J Med Chem. 1988 Dec;31(12):2235-46. doi: 10.1021/jm00120a002.
3-(Acylamino)-5-phenyl-2H-1,4-benzodiazepines, antagonists of the peptide hormone cholecystokinin (CCK), are described. Developed by reasoned modification of the known anxiolytic benzodiazepines, these compounds provide highly potent, orally effective ligands selective for peripheral (CCK-A) receptors, with binding affinities approaching or equaling that of the natural ligand CCK-8. The distinction between CCK-A receptors on the one hand and CNS (CCK-B), gastrin, and central benzodiazepine receptors on the other is demonstrated by using the structure-activity profiles of the new compounds. Details of the binding of these agents to CCK-A receptors are examined, and the method of development of these compounds is discussed in terms of its relevance to the general problem of drug discovery.

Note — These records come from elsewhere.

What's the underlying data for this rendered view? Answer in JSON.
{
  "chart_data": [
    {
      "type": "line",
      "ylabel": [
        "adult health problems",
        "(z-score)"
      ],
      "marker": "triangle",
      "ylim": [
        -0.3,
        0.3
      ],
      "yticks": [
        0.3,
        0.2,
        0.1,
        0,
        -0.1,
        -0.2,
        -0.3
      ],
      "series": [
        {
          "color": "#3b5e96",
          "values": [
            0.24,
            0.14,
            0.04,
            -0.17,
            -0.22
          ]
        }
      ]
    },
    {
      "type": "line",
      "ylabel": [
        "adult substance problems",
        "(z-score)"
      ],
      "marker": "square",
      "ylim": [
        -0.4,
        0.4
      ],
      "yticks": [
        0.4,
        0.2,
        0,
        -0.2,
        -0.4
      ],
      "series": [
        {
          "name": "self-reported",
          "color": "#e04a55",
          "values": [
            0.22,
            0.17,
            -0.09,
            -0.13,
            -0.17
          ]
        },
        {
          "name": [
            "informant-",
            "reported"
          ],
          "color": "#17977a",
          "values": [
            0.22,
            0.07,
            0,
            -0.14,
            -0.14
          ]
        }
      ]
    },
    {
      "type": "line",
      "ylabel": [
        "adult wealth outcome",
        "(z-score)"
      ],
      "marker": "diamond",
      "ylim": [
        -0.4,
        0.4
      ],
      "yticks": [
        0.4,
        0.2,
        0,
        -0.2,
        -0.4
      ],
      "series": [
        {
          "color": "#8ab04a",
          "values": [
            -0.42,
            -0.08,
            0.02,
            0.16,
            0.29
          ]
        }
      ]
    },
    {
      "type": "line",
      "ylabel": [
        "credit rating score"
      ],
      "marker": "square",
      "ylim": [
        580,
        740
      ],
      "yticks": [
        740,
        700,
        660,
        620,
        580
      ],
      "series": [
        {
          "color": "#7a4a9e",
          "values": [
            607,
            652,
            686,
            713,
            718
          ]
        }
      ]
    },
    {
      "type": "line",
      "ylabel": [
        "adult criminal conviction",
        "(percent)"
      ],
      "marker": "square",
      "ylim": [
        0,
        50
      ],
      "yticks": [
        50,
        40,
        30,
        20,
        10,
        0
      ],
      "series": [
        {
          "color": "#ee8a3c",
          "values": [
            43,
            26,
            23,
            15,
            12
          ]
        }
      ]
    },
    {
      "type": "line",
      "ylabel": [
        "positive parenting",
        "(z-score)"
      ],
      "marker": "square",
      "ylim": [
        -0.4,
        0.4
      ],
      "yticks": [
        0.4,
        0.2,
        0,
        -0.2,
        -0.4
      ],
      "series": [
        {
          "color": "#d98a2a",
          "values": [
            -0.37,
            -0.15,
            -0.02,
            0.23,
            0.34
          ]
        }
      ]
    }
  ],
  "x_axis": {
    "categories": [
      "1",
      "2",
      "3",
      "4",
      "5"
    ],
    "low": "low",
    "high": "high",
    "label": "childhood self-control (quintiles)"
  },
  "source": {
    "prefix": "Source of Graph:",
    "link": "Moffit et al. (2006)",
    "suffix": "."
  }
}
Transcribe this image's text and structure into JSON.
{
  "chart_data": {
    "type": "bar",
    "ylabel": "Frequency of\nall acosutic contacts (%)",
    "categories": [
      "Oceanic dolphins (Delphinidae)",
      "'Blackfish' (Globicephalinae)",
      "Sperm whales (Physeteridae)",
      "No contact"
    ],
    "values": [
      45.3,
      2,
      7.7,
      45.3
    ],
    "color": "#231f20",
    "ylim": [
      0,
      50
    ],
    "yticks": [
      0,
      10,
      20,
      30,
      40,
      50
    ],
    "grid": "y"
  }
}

本文描述了3-(酰氨基)-5-苯基-2H-1,4-苯并二氮杂卓类化合物,它们是肽激素胆囊收缩素(CCK)的拮抗剂。通过对已知抗焦虑苯并二氮杂卓类化合物进行合理修饰而开发出的这些化合物,提供了对外周(CCK-A)受体具有高度活性、口服有效的选择性配体,其结合亲和力接近或等同于天然配体CCK-8。通过使用新化合物的构效关系图谱,证明了一方面CCK-A受体与另一方面中枢神经系统(CCK-B)、胃泌素和中枢苯并二氮杂卓受体之间的区别。研究了这些药物与CCK-A受体结合的细节,并就其与药物发现这一普遍问题的相关性讨论了这些化合物的开发方法。